Antonio Murado, a New York City-based painter originally from Spain, talks about:
His background in Spain, including several years in the Madrid art scene, before moving to NYC, which he began with a Spanish grant; the commissions that he’s done- how they function as competitions, and then if he gets one, a collaboration with the client, rather than the sort of top-down dynamic that came across in his depiction in Hannah Wohl’s ‘Bound by Creativity;’ the importance of the art agent in setting up a commission; how competing for a commission is like an actor casting for a role; how the sales of his work rise and fall, not only by year but by month, which means there’s no stability; and his time in the studio (around 65-70 hours/week)- how he spends his days there, and how he takes an old-school craftsman approach, from sizing canvas with rabbit-skin glue to building his own stretchers.

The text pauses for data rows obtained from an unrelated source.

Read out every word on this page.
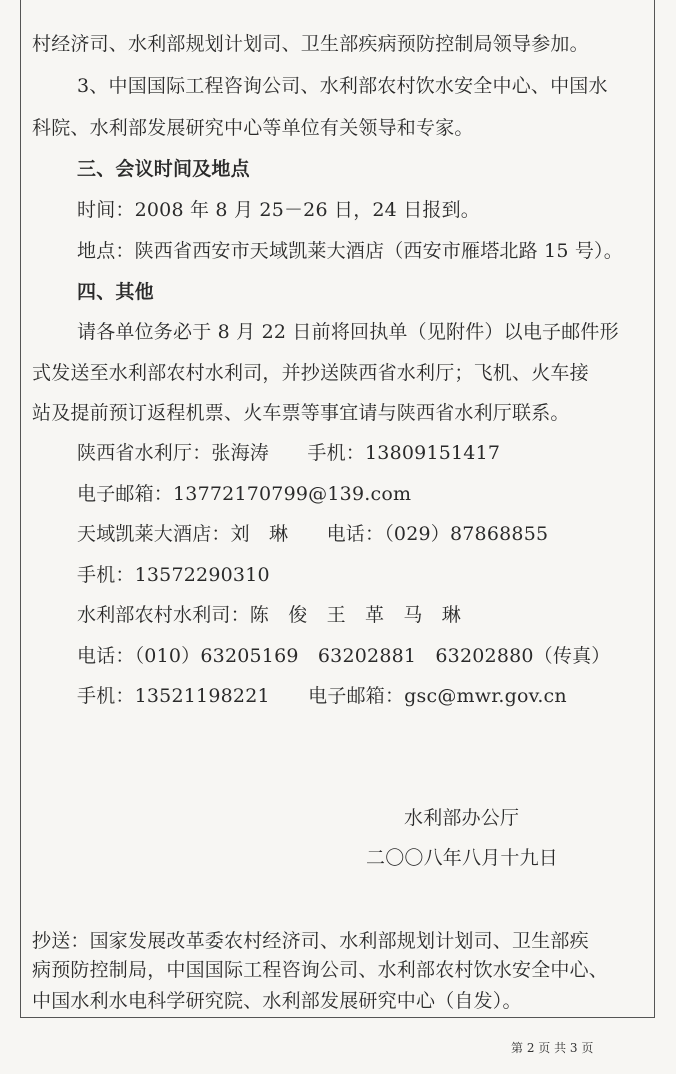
村经济司、水利部规划计划司、卫生部疾病预防控制局领导参加。
3、中国国际工程咨询公司、水利部农村饮水安全中心、中国水
科院、水利部发展研究中心等单位有关领导和专家。
三、会议时间及地点
时间：2008 年 8 月 25－26 日，24 日报到。
地点：陕西省西安市天域凯莱大酒店（西安市雁塔北路 15 号）。
四、其他
请各单位务必于 8 月 22 日前将回执单（见附件）以电子邮件形
式发送至水利部农村水利司，并抄送陕西省水利厅；飞机、火车接
站及提前预订返程机票、火车票等事宜请与陕西省水利厅联系。
陕西省水利厅：张海涛　　手机：13809151417
电子邮箱：13772170799@139.com
天域凯莱大酒店：刘　琳　　电话：（029）87868855
手机：13572290310
水利部农村水利司：陈　俊　王　革　马　琳
电话：（010）63205169　63202881　63202880（传真）
手机：13521198221　　电子邮箱：gsc@mwr.gov.cn
水利部办公厅
二〇〇八年八月十九日
抄送：国家发展改革委农村经济司、水利部规划计划司、卫生部疾
病预防控制局，中国国际工程咨询公司、水利部农村饮水安全中心、
中国水利水电科学研究院、水利部发展研究中心（自发）。
第 2 页 共 3 页
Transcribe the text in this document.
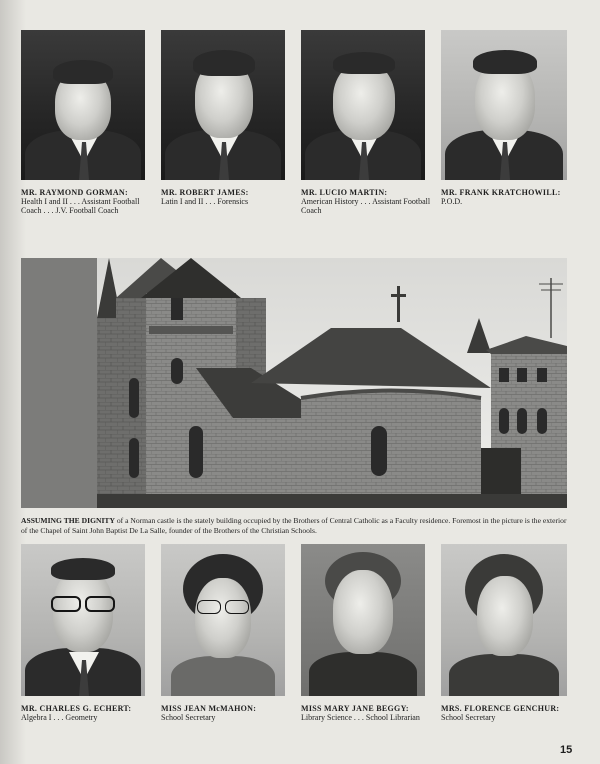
MR. RAYMOND GORMAN:
Health I and II . . . Assistant Football Coach . . . J.V. Football Coach
MR. ROBERT JAMES:
Latin I and II . . . Forensics
MR. LUCIO MARTIN:
American History . . . Assistant Football Coach
MR. FRANK KRATCHOWILL:
P.O.D.
ASSUMING THE DIGNITY of a Norman castle is the stately building occupied by the Brothers of Central Catholic as a Faculty residence. Foremost in the picture is the exterior of the Chapel of Saint John Baptist De La Salle, founder of the Brothers of the Christian Schools.
MR. CHARLES G. ECHERT:
Algebra I . . . Geometry
MISS JEAN McMAHON:
School Secretary
MISS MARY JANE BEGGY:
Library Science . . . School Librarian
MRS. FLORENCE GENCHUR:
School Secretary
15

In the final episode with Hannah Wohl (Bound by Creativity), we talk about: her experiences with mega-collector couple Sherry and Joel Mallin, who have an impressive collection and are known as being philanthropic in their approach to helping artists, including having some of them live in their homes; a purchase the Mallins made that entailed their flying from New York to London just so they could see the (six-figure) work they were considering in person before committing fully to the purchase, and how people’s reactions to this anecdote are something of a Rorschach test for where they’re coming from; the issues of inequality that being around collectors inevitably brings up; her brief history of being a (modest) art collector herself; and finally, in comparing contemporary art with the arts at large (the culinary arts, musicians, actors, etc.), she describes the ‘radical uncertainty’ that goes along with it, how the artists and the art world make decisions within this uncertainty, and the narratives that artists bound themselves within.